2019春夏のGIVENCHY HAUTE COUTURE(ジバンシィ オートクチュール)コレクションは「BLEACHED CANVAS」。30年代建築の宝石であるパリ市立近代美術館のロウワーギャラリーで開催された今シーズン、自然界のオードとも言える空間で、アーティスティック・ディレクター、クレア・ワイト・ケラーの力強いフェミニニティ、アーキテクチュアルなボリュームと優雅なラインを計算し尽くした質感と光を巧みに操ることで表現されたコレクションを発表した。
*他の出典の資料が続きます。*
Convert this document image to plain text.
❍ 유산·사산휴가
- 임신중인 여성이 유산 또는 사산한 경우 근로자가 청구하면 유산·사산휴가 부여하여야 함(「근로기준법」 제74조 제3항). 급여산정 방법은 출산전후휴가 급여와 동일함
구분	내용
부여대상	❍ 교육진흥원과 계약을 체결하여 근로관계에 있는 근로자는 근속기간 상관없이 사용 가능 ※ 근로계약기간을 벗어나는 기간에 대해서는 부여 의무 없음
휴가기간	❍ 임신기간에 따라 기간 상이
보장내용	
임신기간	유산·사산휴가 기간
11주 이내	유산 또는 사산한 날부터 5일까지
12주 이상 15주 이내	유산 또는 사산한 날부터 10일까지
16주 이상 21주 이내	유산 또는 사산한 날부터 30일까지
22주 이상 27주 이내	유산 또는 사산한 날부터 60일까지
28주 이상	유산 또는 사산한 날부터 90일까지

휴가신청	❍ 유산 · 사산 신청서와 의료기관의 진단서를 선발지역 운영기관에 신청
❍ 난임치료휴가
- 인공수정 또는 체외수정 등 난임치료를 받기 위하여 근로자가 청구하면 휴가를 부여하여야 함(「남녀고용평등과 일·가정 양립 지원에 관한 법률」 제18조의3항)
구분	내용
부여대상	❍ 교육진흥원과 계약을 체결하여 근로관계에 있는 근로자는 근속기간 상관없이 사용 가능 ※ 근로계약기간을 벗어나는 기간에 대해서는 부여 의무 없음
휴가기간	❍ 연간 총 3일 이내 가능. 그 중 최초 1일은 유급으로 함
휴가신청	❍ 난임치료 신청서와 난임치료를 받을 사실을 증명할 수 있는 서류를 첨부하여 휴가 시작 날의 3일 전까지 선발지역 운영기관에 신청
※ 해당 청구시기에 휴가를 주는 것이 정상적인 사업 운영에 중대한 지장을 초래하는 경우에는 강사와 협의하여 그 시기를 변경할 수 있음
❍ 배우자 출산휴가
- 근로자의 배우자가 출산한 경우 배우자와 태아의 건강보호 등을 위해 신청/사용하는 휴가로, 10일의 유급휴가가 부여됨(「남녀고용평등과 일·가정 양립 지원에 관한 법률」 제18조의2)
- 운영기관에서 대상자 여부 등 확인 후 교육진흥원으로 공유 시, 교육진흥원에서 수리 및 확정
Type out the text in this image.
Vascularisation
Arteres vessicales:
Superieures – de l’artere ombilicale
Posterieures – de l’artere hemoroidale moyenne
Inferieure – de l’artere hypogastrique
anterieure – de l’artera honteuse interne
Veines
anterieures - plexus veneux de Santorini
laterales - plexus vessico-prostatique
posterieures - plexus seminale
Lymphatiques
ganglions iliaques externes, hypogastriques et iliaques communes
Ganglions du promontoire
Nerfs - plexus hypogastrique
ブラック、ホワイトに加えてコバルト、ヴァーミリオン、ブライトイエロー、ウルトラバイオレットといったカラーがここかしこにあしらわれ、シェイプとラインの純粋さを発揮。クレア・ワイト・ケラーは、ジバンシィのアーティスティック・ディレクターとなってから初めて、ミニ・ボリュームのあり方を追求し、オーバーサイズのルックや流れるようなフレアなコンストラクションとを自由に並べた。彫刻的なカーブが、ドレープされたテーラリングのラインの厳格さと出会い、その技術的な複雑さを裏切るかのように、視覚的に軽やかで、かつ明らかにシンプルなコレクション。チュールとオーガンザの透明さは、輪郭のはっきりしたぺプラム、流れるようなケープやリキッドなサテンと対になり、オーガンジーペタルはオリガミのように折り込まれ、ギピュールレースやシャンティといったトラディショナルなレースはラッカー仕上げ、アーティキュレーションやレリーフ刺繍で現代的によみがえっている。こだわり深く施されたチューブビーズ、パイエット、トロンプルイユ、トレンブラン、フェザー、フリンジやクリスタル刺繍がシルエットを輝かせ、宝石をちりばめたパリュレやプレシャスなボウリボンがぐっと目をひきながらも優れた機能性を発揮。今回のBleached Canvasを通して、クレア・ワイト・ケラーはモダンクチュールの哲学を一層前進させ、彼女にしか表現できない、今この時代ならではの美学を持って、ジバンシィらしさとは何か、という幅を広げた。